«2005, année du cinquième anniversaire de Syngenta, a été marquée par des gains de parts de marché dans le secteur de la protection des plantes. Cette nouvelle année de croissance nous permet d'envisager, de 2006 à 2008, une progression à deux chiffres du bénéfice par action.»

Michael Pragnell, 58 ans, patron du groupe suisse issu de la fusion, en l'an 2000, des secteurs agrochimiques de Novartis et d'AstraZeneca, affichait un large sourire jeudi. Les résultats du groupe, présentés dans le quartier des affaires de Londres, sont excellents, légèrement au-dessus des attentes des analystes financiers.

Les investisseurs l'ont aussi entendu de cette oreille en faisant progresser le titre de plus de 1,5% peu après l'ouverture de la Bourse, ce qui amène une hausse de quelque 35% en un an.

Le chiffre d'affaires du groupe, réalisé aux trois quarts par des ventes de fongicides, d'insecticides et d'herbicides sur tous les continents, a augmenté de 11% l'an dernier et dépasse pour la première fois 8 milliards de dollars (8,104). Les ventes ont été particulièrement bonnes aux Etats-Unis et en Europe de l'Est. La faiblesse du marché ouest-européen a été nettement compensée par celle de l'est du continent. Le chiffre d'affaires atteint 400 millions de dollars dans cette région, en croissance moyenne annuelle de 12% depuis 2002.

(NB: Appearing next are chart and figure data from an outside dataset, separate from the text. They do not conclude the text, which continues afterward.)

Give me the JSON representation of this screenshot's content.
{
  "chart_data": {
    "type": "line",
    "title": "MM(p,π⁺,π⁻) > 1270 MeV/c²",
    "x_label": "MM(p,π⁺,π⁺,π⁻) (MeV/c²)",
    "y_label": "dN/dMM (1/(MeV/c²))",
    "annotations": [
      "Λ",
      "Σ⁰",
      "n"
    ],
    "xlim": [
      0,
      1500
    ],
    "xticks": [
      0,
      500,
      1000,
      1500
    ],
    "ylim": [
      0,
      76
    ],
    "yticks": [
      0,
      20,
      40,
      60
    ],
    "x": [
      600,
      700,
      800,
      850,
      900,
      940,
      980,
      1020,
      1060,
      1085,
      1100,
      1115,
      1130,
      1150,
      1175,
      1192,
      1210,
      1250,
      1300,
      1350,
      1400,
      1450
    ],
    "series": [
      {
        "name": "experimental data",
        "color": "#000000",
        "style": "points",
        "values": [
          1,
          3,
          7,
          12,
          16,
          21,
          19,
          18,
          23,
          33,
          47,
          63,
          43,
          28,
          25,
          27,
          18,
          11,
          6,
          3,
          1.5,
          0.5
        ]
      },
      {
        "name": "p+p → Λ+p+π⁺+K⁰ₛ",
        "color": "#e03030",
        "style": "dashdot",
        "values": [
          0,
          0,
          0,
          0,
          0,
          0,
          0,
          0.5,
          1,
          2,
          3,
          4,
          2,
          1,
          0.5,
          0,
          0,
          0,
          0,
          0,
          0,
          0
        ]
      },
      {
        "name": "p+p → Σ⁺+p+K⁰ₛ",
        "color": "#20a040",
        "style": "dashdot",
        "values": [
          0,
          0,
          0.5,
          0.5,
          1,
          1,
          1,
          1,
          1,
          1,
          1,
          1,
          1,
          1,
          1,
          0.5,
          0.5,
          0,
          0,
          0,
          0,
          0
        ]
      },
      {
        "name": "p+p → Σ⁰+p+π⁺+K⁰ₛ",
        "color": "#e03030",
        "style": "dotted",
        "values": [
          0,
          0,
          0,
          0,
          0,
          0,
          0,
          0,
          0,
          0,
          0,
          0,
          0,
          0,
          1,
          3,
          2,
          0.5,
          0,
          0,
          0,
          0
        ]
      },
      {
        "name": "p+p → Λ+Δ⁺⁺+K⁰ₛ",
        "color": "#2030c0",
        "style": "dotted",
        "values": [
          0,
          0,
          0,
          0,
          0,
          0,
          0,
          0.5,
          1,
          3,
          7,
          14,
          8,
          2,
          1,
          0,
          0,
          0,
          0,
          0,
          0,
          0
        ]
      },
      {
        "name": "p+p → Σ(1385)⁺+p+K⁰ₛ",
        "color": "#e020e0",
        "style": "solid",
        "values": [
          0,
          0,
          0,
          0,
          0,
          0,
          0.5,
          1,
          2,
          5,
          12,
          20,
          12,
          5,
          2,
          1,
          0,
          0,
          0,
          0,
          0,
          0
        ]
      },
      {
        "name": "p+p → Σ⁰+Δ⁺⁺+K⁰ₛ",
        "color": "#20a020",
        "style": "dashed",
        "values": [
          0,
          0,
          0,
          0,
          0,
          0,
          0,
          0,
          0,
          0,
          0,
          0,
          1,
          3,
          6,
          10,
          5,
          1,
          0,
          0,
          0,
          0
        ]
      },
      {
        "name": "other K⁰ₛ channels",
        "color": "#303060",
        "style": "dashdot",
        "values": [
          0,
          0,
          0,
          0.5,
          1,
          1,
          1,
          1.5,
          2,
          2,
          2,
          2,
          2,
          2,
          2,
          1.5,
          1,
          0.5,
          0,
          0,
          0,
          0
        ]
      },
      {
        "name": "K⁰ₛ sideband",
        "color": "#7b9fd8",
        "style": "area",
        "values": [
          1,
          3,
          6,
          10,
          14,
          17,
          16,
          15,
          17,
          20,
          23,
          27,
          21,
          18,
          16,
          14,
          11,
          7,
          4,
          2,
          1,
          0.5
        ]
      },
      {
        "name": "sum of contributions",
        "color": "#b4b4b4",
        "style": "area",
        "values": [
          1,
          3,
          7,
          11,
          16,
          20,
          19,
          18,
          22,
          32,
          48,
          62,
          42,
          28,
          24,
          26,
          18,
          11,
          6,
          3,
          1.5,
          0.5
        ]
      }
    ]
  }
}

Longtemps parent pauvre du groupe agrochimique, le secteur des semences a fait un bond l'an dernier grâce à l'acquisition de deux entreprises américaines. «Il y a cinq ans, il ne représentait que 14%. Cette part est aujourd'hui de 22%, à hauteur de 1,8 milliard de dollars. Nous avons désormais une masse critique suffisante pour nous développer», explique Mike Mack, responsable de cette division. Dans ce domaine, Syngenta, qui était considéré comme un grossiste pour les agriculteurs, se rapproche du consommateur. Le lancement de nouveaux produits, comme une pastèque sans pépins, repose sur des modèles commerciaux de participation à la chaîne de distribution. Syngenta est numéro un dans les graines de fleurs et numéro deux sur le marché des légumes. «La biotechnologie nous aide à développer notre portefeuille de produits», note Mike Mack. Cela ne passe pas forcément par le recours à des organismes génétiquement modifiés (OGM). Les OGM concernent le maïs ou le soja, dominés par l'entreprise américaine Monsanto.

Syngenta, bien que basé en Europe, où la résistance aux OGM est forte, entend également se battre sur ce marché. Il prévoit de faire passer ses ventes de 0,4 milliard de dollars en 2005, à 1 milliard en 2010.

Le groupe a passé le cap d'années climatiques difficiles, et de restructurations marquées par l'annonce de centaines de suppressions d'emplois. Il atteint désormais un rythme de croisière. «Les réductions de coûts de 252 millions de dollars jusqu'en 2008 ne se feront pas par de nouvelles fermetures d'usines et des suppressions massives d'emplois», assure Michael Pragnell.

Le fort taux de retour sur investissement en 2005 (24,6%) permet de choyer les actionnaires. En 2006, 800 millions de dollars leur seront distribués par une hausse du dividende et un programme ciblé de rachat d'actions avec une prime de 26%.